The Devil’s face was in front of his. He was no longer smiling. Ricardo stared into the monster’s deep black eyes. This couldn’t happen now. He had plans. The Internets, the online brothel. His wife. She would . . . well, she might not be too sorry if he didn’t come home. But his children! He opened his mouth to plead for his life. Diablo raised the machete above his head. The blade flashed orange, reflecting the light of the harvest moon.

25

Anna stood outside the grand jury witness room, pacing. Although the Constitution imagined the grand jury as a check on the government’s power—for no federal criminal charges could be brought unless they were approved by a panel of citizens—in practice, this right was more valuable to the government than to a suspect. The standard for obtaining a grand jury indictment was notoriously low, and the rules of evidence notoriously permissive. But the grand jury was a powerful tool for a prosecutor to build a case. Anna had used the grand jury to lock in Ricardo’s testimony, to subpoena surveillance video from surrounding shops, and to obtain medical records of the victims.
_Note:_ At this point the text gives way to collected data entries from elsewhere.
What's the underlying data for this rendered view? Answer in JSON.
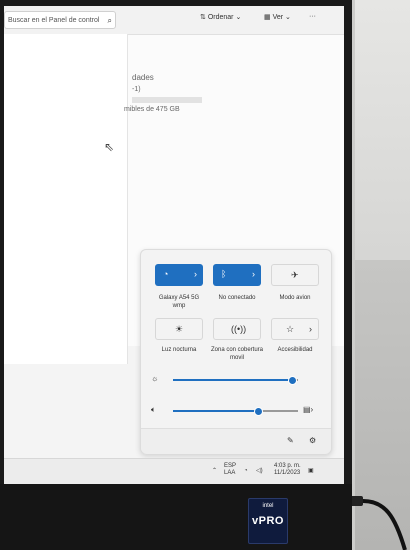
{
  "explorer": {
    "search_placeholder": "Buscar en el Panel de control",
    "toolbar": {
      "sort": "Ordenar",
      "view": "Ver"
    },
    "properties": {
      "title": "dades",
      "line2": "-1)",
      "free_space": "mibles de 475 GB"
    }
  },
  "quick_settings": {
    "tiles": [
      {
        "label": "Galaxy A54 5G\nwmp",
        "icon": "wifi-icon",
        "active": true
      },
      {
        "label": "No conectado",
        "icon": "bluetooth-icon",
        "active": true
      },
      {
        "label": "Modo avion",
        "icon": "airplane-icon",
        "active": false
      },
      {
        "label": "Luz nocturna",
        "icon": "night-light-icon",
        "active": false
      },
      {
        "label": "Zona con cobertura\nmovil",
        "icon": "hotspot-icon",
        "active": false
      },
      {
        "label": "Accesibilidad",
        "icon": "accessibility-icon",
        "active": false
      }
    ],
    "brightness": 0.95,
    "volume": 0.68
  },
  "taskbar": {
    "lang_top": "ESP",
    "lang_bottom": "LAA",
    "time": "4:03 p. m.",
    "date": "11/1/2023"
  },
  "hardware": {
    "sticker_top": "intel",
    "sticker_main": "vPRO"
  },
  "colors": {
    "accent": "#1f6fc0",
    "bezel": "#151515"
  }
}
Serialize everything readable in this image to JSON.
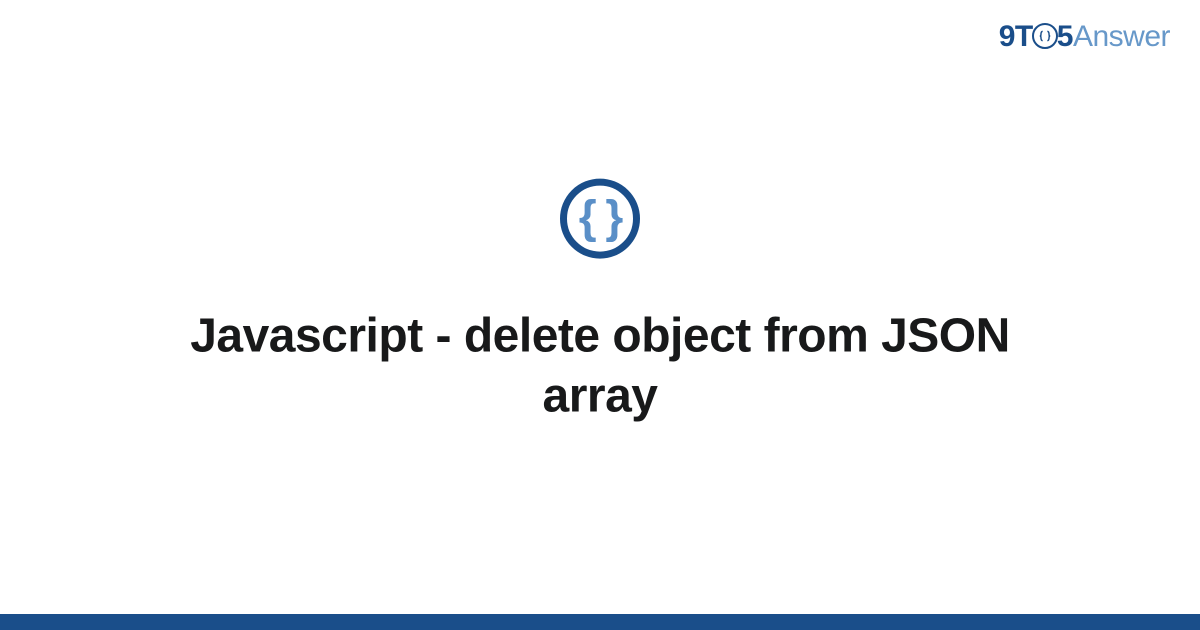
{
  "brand": {
    "part1": "9T",
    "part2": "5",
    "part3": "Answer"
  },
  "badge": {
    "symbol": "{ }",
    "name": "code-braces"
  },
  "title": "Javascript - delete object from JSON array",
  "colors": {
    "primary": "#1a4e8a",
    "accent": "#5a8fc7",
    "light": "#6798c9"
  }
}
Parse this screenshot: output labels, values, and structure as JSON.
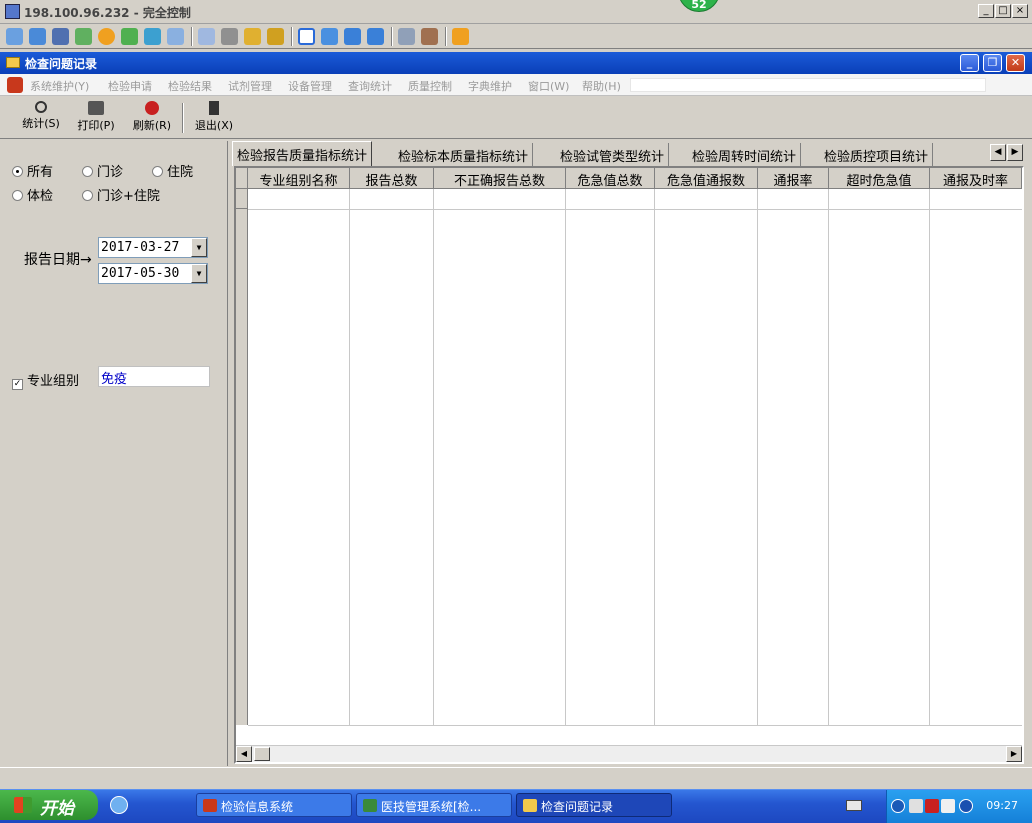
{
  "remote": {
    "title": "198.100.96.232 - 完全控制",
    "badge": "52"
  },
  "window": {
    "title": "检查问题记录"
  },
  "menu": {
    "items": [
      "系统维护(Y)",
      "检验申请",
      "检验结果",
      "试剂管理",
      "设备管理",
      "查询统计",
      "质量控制",
      "字典维护",
      "窗口(W)",
      "帮助(H)"
    ]
  },
  "toolbar": {
    "stats": "统计(S)",
    "print": "打印(P)",
    "refresh": "刷新(R)",
    "exit": "退出(X)"
  },
  "filter": {
    "radios": [
      {
        "label": "所有",
        "checked": true
      },
      {
        "label": "门诊",
        "checked": false
      },
      {
        "label": "住院",
        "checked": false
      },
      {
        "label": "体检",
        "checked": false
      },
      {
        "label": "门诊+住院",
        "checked": false
      }
    ],
    "date_label": "报告日期→",
    "date_from": "2017-03-27",
    "date_to": "2017-05-30",
    "group_checkbox_label": "专业组别",
    "group_checked": true,
    "group_value": "免疫"
  },
  "tabs": [
    "检验报告质量指标统计",
    "检验标本质量指标统计",
    "检验试管类型统计",
    "检验周转时间统计",
    "检验质控项目统计"
  ],
  "grid": {
    "columns": [
      "专业组别名称",
      "报告总数",
      "不正确报告总数",
      "危急值总数",
      "危急值通报数",
      "通报率",
      "超时危急值",
      "通报及时率"
    ]
  },
  "taskbar": {
    "start": "开始",
    "tasks": [
      "检验信息系统",
      "医技管理系统[检...",
      "检查问题记录"
    ],
    "time": "09:27"
  },
  "colors": {
    "title_bar": "#0a3fb8",
    "taskbar": "#2456d0",
    "start_button": "#3f9b2f",
    "input_text": "#0000c8"
  }
}
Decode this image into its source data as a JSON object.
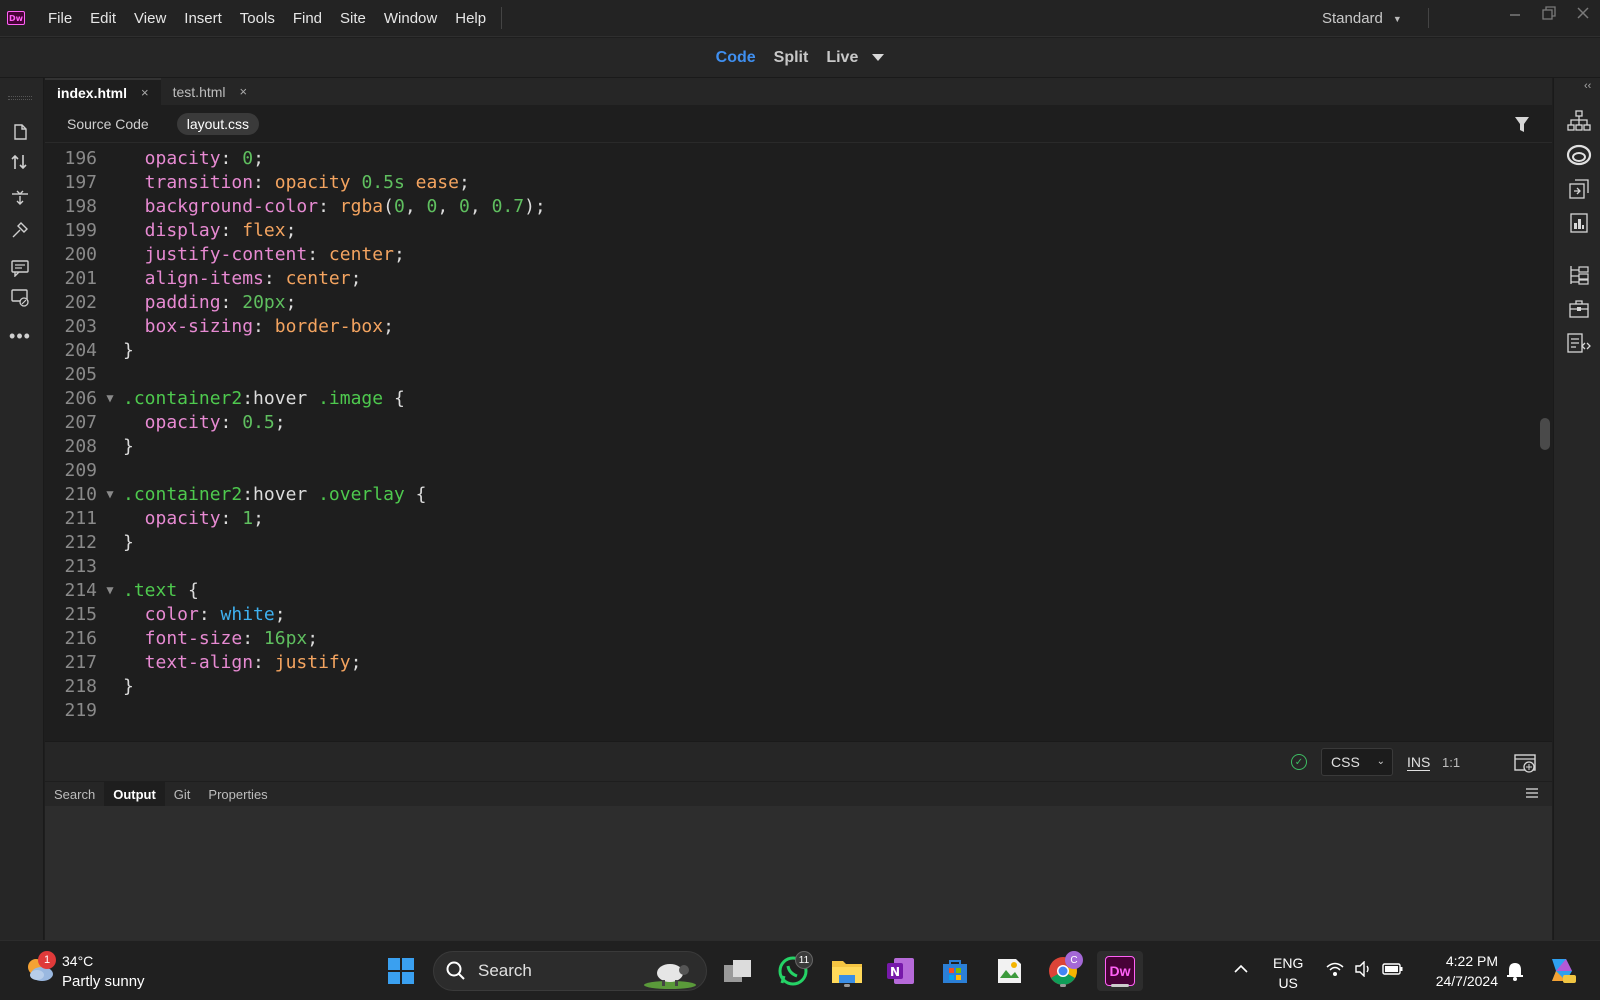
{
  "menubar": {
    "logo": "Dw",
    "items": [
      "File",
      "Edit",
      "View",
      "Insert",
      "Tools",
      "Find",
      "Site",
      "Window",
      "Help"
    ],
    "workspace": "Standard"
  },
  "view_switcher": {
    "code": "Code",
    "split": "Split",
    "live": "Live"
  },
  "doc_tabs": [
    {
      "label": "index.html",
      "close": "×"
    },
    {
      "label": "test.html",
      "close": "×"
    }
  ],
  "related_files": [
    "Source Code",
    "layout.css"
  ],
  "editor": {
    "lines": [
      {
        "n": "196",
        "fold": "",
        "tokens": [
          [
            "t-prop",
            "  opacity"
          ],
          [
            "t-punc",
            ": "
          ],
          [
            "t-num",
            "0"
          ],
          [
            "t-punc",
            ";"
          ]
        ]
      },
      {
        "n": "197",
        "fold": "",
        "tokens": [
          [
            "t-prop",
            "  transition"
          ],
          [
            "t-punc",
            ": "
          ],
          [
            "t-val",
            "opacity "
          ],
          [
            "t-num",
            "0.5s"
          ],
          [
            "t-val",
            " ease"
          ],
          [
            "t-punc",
            ";"
          ]
        ]
      },
      {
        "n": "198",
        "fold": "",
        "tokens": [
          [
            "t-prop",
            "  background-color"
          ],
          [
            "t-punc",
            ": "
          ],
          [
            "t-val",
            "rgba"
          ],
          [
            "t-punc",
            "("
          ],
          [
            "t-num",
            "0"
          ],
          [
            "t-punc",
            ", "
          ],
          [
            "t-num",
            "0"
          ],
          [
            "t-punc",
            ", "
          ],
          [
            "t-num",
            "0"
          ],
          [
            "t-punc",
            ", "
          ],
          [
            "t-num",
            "0.7"
          ],
          [
            "t-punc",
            ");"
          ]
        ]
      },
      {
        "n": "199",
        "fold": "",
        "tokens": [
          [
            "t-prop",
            "  display"
          ],
          [
            "t-punc",
            ": "
          ],
          [
            "t-val",
            "flex"
          ],
          [
            "t-punc",
            ";"
          ]
        ]
      },
      {
        "n": "200",
        "fold": "",
        "tokens": [
          [
            "t-prop",
            "  justify-content"
          ],
          [
            "t-punc",
            ": "
          ],
          [
            "t-val",
            "center"
          ],
          [
            "t-punc",
            ";"
          ]
        ]
      },
      {
        "n": "201",
        "fold": "",
        "tokens": [
          [
            "t-prop",
            "  align-items"
          ],
          [
            "t-punc",
            ": "
          ],
          [
            "t-val",
            "center"
          ],
          [
            "t-punc",
            ";"
          ]
        ]
      },
      {
        "n": "202",
        "fold": "",
        "tokens": [
          [
            "t-prop",
            "  padding"
          ],
          [
            "t-punc",
            ": "
          ],
          [
            "t-num",
            "20px"
          ],
          [
            "t-punc",
            ";"
          ]
        ]
      },
      {
        "n": "203",
        "fold": "",
        "tokens": [
          [
            "t-prop",
            "  box-sizing"
          ],
          [
            "t-punc",
            ": "
          ],
          [
            "t-val",
            "border-box"
          ],
          [
            "t-punc",
            ";"
          ]
        ]
      },
      {
        "n": "204",
        "fold": "",
        "tokens": [
          [
            "t-punc",
            "}"
          ]
        ]
      },
      {
        "n": "205",
        "fold": "",
        "tokens": []
      },
      {
        "n": "206",
        "fold": "▼",
        "tokens": [
          [
            "t-sel",
            ".container2"
          ],
          [
            "t-punc",
            ":hover "
          ],
          [
            "t-sel",
            ".image"
          ],
          [
            "t-punc",
            " {"
          ]
        ]
      },
      {
        "n": "207",
        "fold": "",
        "tokens": [
          [
            "t-prop",
            "  opacity"
          ],
          [
            "t-punc",
            ": "
          ],
          [
            "t-num",
            "0.5"
          ],
          [
            "t-punc",
            ";"
          ]
        ]
      },
      {
        "n": "208",
        "fold": "",
        "tokens": [
          [
            "t-punc",
            "}"
          ]
        ]
      },
      {
        "n": "209",
        "fold": "",
        "tokens": []
      },
      {
        "n": "210",
        "fold": "▼",
        "tokens": [
          [
            "t-sel",
            ".container2"
          ],
          [
            "t-punc",
            ":hover "
          ],
          [
            "t-sel",
            ".overlay"
          ],
          [
            "t-punc",
            " {"
          ]
        ]
      },
      {
        "n": "211",
        "fold": "",
        "tokens": [
          [
            "t-prop",
            "  opacity"
          ],
          [
            "t-punc",
            ": "
          ],
          [
            "t-num",
            "1"
          ],
          [
            "t-punc",
            ";"
          ]
        ]
      },
      {
        "n": "212",
        "fold": "",
        "tokens": [
          [
            "t-punc",
            "}"
          ]
        ]
      },
      {
        "n": "213",
        "fold": "",
        "tokens": []
      },
      {
        "n": "214",
        "fold": "▼",
        "tokens": [
          [
            "t-sel",
            ".text"
          ],
          [
            "t-punc",
            " {"
          ]
        ]
      },
      {
        "n": "215",
        "fold": "",
        "tokens": [
          [
            "t-prop",
            "  color"
          ],
          [
            "t-punc",
            ": "
          ],
          [
            "t-kw",
            "white"
          ],
          [
            "t-punc",
            ";"
          ]
        ]
      },
      {
        "n": "216",
        "fold": "",
        "tokens": [
          [
            "t-prop",
            "  font-size"
          ],
          [
            "t-punc",
            ": "
          ],
          [
            "t-num",
            "16px"
          ],
          [
            "t-punc",
            ";"
          ]
        ]
      },
      {
        "n": "217",
        "fold": "",
        "tokens": [
          [
            "t-prop",
            "  text-align"
          ],
          [
            "t-punc",
            ": "
          ],
          [
            "t-val",
            "justify"
          ],
          [
            "t-punc",
            ";"
          ]
        ]
      },
      {
        "n": "218",
        "fold": "",
        "tokens": [
          [
            "t-punc",
            "}"
          ]
        ]
      },
      {
        "n": "219",
        "fold": "",
        "tokens": []
      }
    ]
  },
  "statusbar": {
    "language": "CSS",
    "mode": "INS",
    "position": "1:1"
  },
  "bottom_panel": {
    "tabs": [
      "Search",
      "Output",
      "Git",
      "Properties"
    ],
    "active": "Output"
  },
  "taskbar": {
    "weather_temp": "34°C",
    "weather_desc": "Partly sunny",
    "weather_badge": "1",
    "search_label": "Search",
    "whatsapp_badge": "11",
    "chrome_badge": "C",
    "dw_label": "Dw",
    "lang_top": "ENG",
    "lang_bottom": "US",
    "time": "4:22 PM",
    "date": "24/7/2024"
  },
  "colors": {
    "accent": "#3f8ff0",
    "selector": "#4ec94e",
    "property": "#e78ad2",
    "value": "#f4a460",
    "number": "#5fbf5f",
    "keyword": "#3fb1f0"
  }
}
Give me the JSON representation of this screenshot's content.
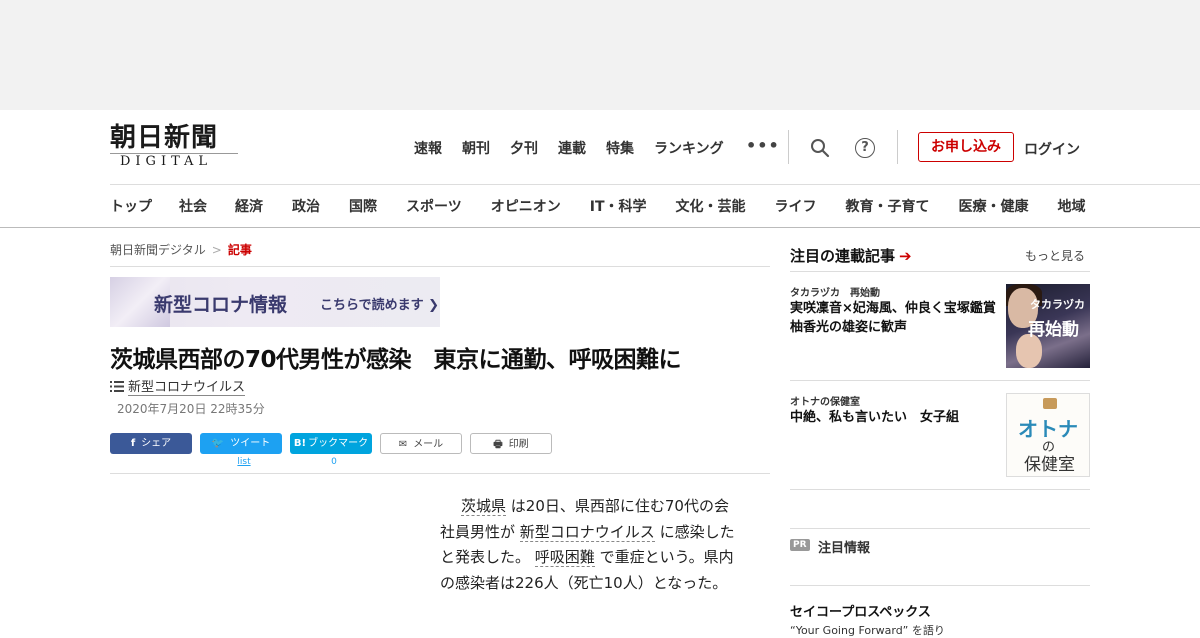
{
  "logo": {
    "jp": "朝日新聞",
    "en": "DIGITAL"
  },
  "topnav": [
    "速報",
    "朝刊",
    "夕刊",
    "連載",
    "特集",
    "ランキング"
  ],
  "topnav_more": "•••",
  "help_symbol": "?",
  "apply_label": "お申し込み",
  "login_label": "ログイン",
  "catnav": [
    "トップ",
    "社会",
    "経済",
    "政治",
    "国際",
    "スポーツ",
    "オピニオン",
    "IT・科学",
    "文化・芸能",
    "ライフ",
    "教育・子育て",
    "医療・健康",
    "地域"
  ],
  "breadcrumb": {
    "home": "朝日新聞デジタル",
    "sep": ">",
    "current": "記事"
  },
  "corona_banner": {
    "main": "新型コロナ情報",
    "sub": "こちらで読めます"
  },
  "article": {
    "headline": "茨城県西部の70代男性が感染　東京に通勤、呼吸困難に",
    "tag": "新型コロナウイルス",
    "date": "2020年7月20日 22時35分",
    "body": {
      "kw1": "茨城県",
      "t1": " は20日、県西部に住む70代の会社員男性が ",
      "kw2": "新型コロナウイルス",
      "t2": " に感染したと発表した。 ",
      "kw3": "呼吸困難",
      "t3": " で重症という。県内の感染者は226人（死亡10人）となった。"
    }
  },
  "share": {
    "facebook": "シェア",
    "twitter": "ツイート",
    "twitter_count": "list",
    "hatena": "ブックマーク",
    "hatena_icon": "B!",
    "hatena_count": "0",
    "mail": "メール",
    "print": "印刷"
  },
  "sidebar": {
    "heading": "注目の連載記事",
    "more": "もっと見る",
    "items": [
      {
        "category": "タカラヅカ　再始動",
        "title": "実咲凜音×妃海風、仲良く宝塚鑑賞　柚香光の雄姿に歓声",
        "thumb_top": "タカラヅカ",
        "thumb_main": "再始動"
      },
      {
        "category": "オトナの保健室",
        "title": "中絶、私も言いたい　女子組",
        "thumb_l1": "オトナ",
        "thumb_l2": "の",
        "thumb_l3": "保健室"
      }
    ],
    "pr_badge": "PR",
    "pr_label": "注目情報",
    "sponsor": "セイコープロスペックス",
    "sponsor_sub": "“Your Going Forward” を語り"
  },
  "colors": {
    "accent": "#cc0000",
    "facebook": "#3b5998",
    "twitter": "#1da1f2",
    "hatena": "#00a4de"
  }
}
Now Anna wanted to lock in Tierra Guerrero’s testimony. There was just one problem: Tierra was late. And Anna couldn’t reach her.

Anna glanced at her watch: 10:20
A.M.
She felt the same worry every time a witness was late, despite how common it was. Tierra was supposed to arrive at 9:30, and they were supposed to go into the grand jury at 10:00. She had already lost her reserved grand jury time. If Tierra showed up now, Anna would have to bargain with other prosecutors to get another time that day.

Anna had called Tierra’s cell phone twice—it went to voice mail. She tried the hotel room—no one answered. In light of the threats to her own life, Anna’s imagination was conjuring terrible pictures of what might have happened to the witness.

“Sit,” Sam said. The FBI agent reclined in a chair outside the grand jury room, and didn’t even look up from her BlackBerry as she admonished Anna. “You’re making me nervous.”